Vacancy clustering to faulted loop, stacking fault tetrahedron and void in fcc metals

An atomistic step of growth to a faulted loop, a stacking fault tetrahedron (sft) and a void by clustering of vacancies in fee metals was studied by molecular dynamics computer simulation with an isotropic EAM potential due to Daw and Baskes [1]. In aluminum, a tri-vacancy relaxes to the Damask-Dienes-Weizer structure (3v-sft). A penta-vacancy relaxes to an octahedral 6v in which an atom is included. The relaxed 5v is stable so that a 6v grows to doubly linked relaxed 5v.
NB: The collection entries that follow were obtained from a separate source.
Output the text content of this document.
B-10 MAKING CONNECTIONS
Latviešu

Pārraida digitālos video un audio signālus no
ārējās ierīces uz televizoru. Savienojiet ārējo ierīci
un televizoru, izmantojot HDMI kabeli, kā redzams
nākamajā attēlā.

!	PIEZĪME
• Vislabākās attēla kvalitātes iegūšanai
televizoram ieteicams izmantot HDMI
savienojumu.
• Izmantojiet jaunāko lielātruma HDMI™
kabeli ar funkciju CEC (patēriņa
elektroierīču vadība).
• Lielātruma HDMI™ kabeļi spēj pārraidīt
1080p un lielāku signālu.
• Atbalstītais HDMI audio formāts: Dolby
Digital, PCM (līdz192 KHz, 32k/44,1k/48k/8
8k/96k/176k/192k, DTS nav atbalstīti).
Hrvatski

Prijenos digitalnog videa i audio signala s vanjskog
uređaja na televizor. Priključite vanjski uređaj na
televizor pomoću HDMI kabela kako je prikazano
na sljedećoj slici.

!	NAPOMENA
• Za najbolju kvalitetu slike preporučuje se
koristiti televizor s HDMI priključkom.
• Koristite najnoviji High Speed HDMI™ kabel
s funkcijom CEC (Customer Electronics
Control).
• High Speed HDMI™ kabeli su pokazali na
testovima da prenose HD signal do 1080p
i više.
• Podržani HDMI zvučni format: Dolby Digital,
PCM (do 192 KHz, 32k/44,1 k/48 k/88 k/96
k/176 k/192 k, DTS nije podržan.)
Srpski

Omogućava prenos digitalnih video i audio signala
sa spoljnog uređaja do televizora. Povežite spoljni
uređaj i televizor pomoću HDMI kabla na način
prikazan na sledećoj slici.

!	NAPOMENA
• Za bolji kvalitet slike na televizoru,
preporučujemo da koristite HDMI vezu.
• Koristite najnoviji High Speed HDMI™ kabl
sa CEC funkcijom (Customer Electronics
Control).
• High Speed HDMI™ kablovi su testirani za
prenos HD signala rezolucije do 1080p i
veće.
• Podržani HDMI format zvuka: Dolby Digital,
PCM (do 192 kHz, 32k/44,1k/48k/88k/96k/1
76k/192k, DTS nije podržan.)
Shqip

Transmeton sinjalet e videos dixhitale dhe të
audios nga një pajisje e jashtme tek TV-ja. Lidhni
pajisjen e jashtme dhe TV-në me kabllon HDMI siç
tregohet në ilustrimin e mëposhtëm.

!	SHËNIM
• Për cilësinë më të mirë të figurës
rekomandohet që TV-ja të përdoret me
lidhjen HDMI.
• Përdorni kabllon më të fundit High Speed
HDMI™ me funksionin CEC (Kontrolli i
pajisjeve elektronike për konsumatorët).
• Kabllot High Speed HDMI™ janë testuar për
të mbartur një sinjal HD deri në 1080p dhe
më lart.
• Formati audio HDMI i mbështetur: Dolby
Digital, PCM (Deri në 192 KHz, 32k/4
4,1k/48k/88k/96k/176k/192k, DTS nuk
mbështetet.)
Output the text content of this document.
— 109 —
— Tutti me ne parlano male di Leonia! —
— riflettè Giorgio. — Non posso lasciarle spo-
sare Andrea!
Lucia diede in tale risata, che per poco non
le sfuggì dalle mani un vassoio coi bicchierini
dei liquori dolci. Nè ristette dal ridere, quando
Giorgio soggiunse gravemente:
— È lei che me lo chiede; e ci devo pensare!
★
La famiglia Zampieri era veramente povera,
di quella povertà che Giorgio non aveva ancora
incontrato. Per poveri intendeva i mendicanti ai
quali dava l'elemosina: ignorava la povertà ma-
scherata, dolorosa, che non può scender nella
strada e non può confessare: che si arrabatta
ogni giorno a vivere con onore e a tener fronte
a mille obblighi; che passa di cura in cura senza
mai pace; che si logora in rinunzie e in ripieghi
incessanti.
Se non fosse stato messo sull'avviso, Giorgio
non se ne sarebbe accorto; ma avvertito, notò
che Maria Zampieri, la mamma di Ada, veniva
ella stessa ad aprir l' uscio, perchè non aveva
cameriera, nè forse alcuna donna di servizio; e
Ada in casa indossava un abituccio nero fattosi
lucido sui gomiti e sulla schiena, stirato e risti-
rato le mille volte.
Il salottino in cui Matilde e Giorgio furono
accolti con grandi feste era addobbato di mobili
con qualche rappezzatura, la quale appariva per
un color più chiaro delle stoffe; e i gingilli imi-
This is a critical step of faulted loop formation. By further absorption of vacancy, a cluster grows to an array of relaxed 5vs on a (1 1 1) plane and finally collapses to a faulted loop. In gold, a stable structure of vacancy cluster below 15v is a void. A tri-vacancy in gold does not relax to the Damask-Dienes-Weizer structure. Above the size of 6v, partial relaxation of 3v-sft type was observed. The relaxation of a micro-void to a sft is the thermal activated process. In nickel, a void is the most stable cluster below 20v and a sft is the most stable structure above the size of 20v. In Ni, a micro-void grows to a large void due to the difficulty of relaxation to a sft. Vacancies in Ag grow to a sft in the similar way as vacancy clustering in Au.